Another criticism of SMP is that it is less to do with people and more to do with boundaries. Certain regions of the UK are traditionally supporters of one or another of the two major parties. Individuals living within these constituencies have no opportunity to affect their situation whether they vote or not and, therefore, none of being directly represented in parliament. Closer inspection of the boundaries highlights another issue concerning the population sizes of constituencies and, therefore, individual voters relative values in the electoral system. Farrell (2001) states that, in the UK, under SMP, “the benefit of simplicity can be (and often is) at the cost of fairness – fairness to smaller parties and the supporters of smaller parties, fairness to those ‘trapped’ in seats which are safely held by parties they do not support” (p.29). Delury (1999) gives evidence that “in 1997 [UK constituency populations] ranged from 22,983 registered voters to 101,680” (p.1159) While it could be said that this may be to do with the structure of the country rather than the electoral system[4] it is improbable that disparities as large as this could exist under a system of proportional representation.

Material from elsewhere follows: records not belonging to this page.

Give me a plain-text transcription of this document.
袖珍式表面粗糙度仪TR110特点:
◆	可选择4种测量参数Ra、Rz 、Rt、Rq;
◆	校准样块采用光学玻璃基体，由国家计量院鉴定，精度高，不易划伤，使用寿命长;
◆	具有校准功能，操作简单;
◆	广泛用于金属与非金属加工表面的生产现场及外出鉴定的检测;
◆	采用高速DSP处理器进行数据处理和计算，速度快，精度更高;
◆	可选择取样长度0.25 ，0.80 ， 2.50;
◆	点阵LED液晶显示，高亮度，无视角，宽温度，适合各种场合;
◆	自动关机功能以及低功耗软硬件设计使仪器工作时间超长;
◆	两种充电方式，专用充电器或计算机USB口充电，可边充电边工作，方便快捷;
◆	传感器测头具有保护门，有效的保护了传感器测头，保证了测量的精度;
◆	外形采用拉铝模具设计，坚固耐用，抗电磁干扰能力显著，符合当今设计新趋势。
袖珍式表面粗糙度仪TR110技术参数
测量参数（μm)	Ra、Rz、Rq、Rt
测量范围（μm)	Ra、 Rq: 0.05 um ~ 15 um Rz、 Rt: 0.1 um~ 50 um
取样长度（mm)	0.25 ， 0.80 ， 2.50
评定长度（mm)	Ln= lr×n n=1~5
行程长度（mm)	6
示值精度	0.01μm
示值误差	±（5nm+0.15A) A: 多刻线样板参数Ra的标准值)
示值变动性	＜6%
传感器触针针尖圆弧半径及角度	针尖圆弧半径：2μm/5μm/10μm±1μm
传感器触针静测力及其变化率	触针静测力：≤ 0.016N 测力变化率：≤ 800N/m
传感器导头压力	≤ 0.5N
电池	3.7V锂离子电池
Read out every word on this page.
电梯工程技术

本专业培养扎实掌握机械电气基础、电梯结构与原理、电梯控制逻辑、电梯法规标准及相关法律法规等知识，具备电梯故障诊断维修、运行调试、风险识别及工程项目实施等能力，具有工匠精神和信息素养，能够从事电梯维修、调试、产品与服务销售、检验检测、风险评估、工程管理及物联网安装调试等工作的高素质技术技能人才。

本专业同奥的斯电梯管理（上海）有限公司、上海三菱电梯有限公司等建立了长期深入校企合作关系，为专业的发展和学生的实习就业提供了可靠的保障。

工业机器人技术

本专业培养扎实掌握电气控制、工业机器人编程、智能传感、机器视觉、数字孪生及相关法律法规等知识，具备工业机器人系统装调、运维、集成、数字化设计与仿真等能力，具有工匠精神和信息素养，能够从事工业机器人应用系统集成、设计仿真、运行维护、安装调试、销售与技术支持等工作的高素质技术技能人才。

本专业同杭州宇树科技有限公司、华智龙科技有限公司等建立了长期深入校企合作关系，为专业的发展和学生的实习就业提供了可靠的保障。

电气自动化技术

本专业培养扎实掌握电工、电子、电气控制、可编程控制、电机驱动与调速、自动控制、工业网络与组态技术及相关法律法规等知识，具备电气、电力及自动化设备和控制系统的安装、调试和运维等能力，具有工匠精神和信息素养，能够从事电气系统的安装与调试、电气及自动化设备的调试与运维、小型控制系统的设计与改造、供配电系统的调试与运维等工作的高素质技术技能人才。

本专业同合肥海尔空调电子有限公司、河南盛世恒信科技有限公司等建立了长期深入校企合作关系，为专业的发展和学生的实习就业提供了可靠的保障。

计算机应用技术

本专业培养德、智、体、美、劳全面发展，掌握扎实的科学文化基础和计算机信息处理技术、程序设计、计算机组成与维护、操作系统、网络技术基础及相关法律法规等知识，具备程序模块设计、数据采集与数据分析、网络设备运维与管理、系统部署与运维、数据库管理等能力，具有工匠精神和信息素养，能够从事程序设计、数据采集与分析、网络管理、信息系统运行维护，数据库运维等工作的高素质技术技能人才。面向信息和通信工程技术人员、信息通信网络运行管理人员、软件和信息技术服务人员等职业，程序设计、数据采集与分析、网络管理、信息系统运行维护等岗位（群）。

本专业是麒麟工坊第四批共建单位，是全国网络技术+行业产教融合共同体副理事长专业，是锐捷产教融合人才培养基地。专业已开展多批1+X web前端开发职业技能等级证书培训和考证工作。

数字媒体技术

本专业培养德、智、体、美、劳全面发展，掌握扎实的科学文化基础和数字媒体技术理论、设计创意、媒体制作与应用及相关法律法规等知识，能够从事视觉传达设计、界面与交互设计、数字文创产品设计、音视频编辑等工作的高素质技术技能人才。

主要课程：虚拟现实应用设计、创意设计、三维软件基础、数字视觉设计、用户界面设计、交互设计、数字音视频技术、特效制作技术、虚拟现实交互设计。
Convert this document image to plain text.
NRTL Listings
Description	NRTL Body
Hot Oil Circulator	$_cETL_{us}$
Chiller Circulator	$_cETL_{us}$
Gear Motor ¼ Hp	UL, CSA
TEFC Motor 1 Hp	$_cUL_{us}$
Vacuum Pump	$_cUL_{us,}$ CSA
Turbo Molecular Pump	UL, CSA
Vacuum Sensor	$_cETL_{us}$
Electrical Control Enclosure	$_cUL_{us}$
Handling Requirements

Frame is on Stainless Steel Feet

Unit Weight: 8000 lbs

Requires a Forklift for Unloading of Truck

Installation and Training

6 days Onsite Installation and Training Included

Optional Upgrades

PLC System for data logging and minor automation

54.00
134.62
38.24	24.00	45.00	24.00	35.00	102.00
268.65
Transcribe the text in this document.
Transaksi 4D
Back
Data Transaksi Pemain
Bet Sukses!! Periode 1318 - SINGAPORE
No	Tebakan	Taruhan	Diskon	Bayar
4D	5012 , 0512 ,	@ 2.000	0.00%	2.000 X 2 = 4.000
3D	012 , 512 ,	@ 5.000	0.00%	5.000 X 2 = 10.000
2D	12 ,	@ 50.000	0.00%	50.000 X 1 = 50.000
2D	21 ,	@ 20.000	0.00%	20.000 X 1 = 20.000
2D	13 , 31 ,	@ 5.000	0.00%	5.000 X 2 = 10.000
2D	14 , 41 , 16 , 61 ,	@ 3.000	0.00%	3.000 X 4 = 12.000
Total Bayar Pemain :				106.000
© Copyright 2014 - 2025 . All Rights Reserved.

It is not only SMP which has technical faults. Tideman (1995) makes various criticisms of STV which seem to apply only when it used to elect a single person. Farrell (2001) would argue that if this were the case the system could not be called STV as “STV operates with a district magnitude greater than 1” (p.126) He does, however go on to highlight some academic criticisms of STV. The main one of these is that STV is ‘non-monotonic’. Farrell (2001) explains that this means, occasionally, someone gaining more votes than anyone else in the first round but not achieving enough to push them past the quota may be damaged by their initial popularity when the votes of excluded candidates are then redistributed amongst the remaining candidates. Farrell (2001) defends STV by highlighting that, “a statistical test of the issue has produced the prediction that, were STV to be used in the UK, there would be ‘less than one incidence [of this] every century’” (p.150).

From the evidence given above we can begin to decide which electoral system is best. The accusations made against STV, that it is too complicated and that it sometimes produces irrational results, all seem to have been discredited or at least identified as relatively insignificant. On the other hand, SMP has been accused of being undemocratic, overly complicated (especially when considering boundary issues in the UK) and it has been shown that SMP does not even do what it is meant to do; produce stable governments. If this is not reason enough one could just ask the experts. The Bowler et al. (2005) survey of electoral system experts asked academics to list electoral systems in order of preference. Overall PR systems ranked 1st, 2nd, 3rd and 5th. Non-PR systems ranked 4th, 6th and 7th. STV came in 2nd and SMP ranked 6th. It is not surprising, given this expert opinion, that when new democracies have emerged in the last century, that they have steered clear of systems such as SMP and rather opted for the more fair and democratic proportional systems, such as STV. Some may be left wondering why the system is not simply changed. The answer seems obvious when we consider the fact that the incumbent party, with whom the power to make changes lies, is unlikely to want to change the system which has secured themselves power.


[1]Although the system is used in Japan, Multi-Member Plurality (MMP) is a very rare form of non-proportional electoral system.
[2] Heitshusen et al. (2005) explain that, when voting for the Australian senate, voters have the choice between regular STV or rather simply voting for their preferred party, referred to as Group Ticket Voting (GTV) which is almost the same as a closed-party list and is far less proportional than STV.
[3] It is interesting to note that throughout the survey the preferred method of vote counting was STV as it seemed to give the most accurate results.
[4] In the USA, for instance, where they also use STV they have much stricter parameters on constituency population sizes which leads to greater proportionality in representation, or gives a more equal spread of representation.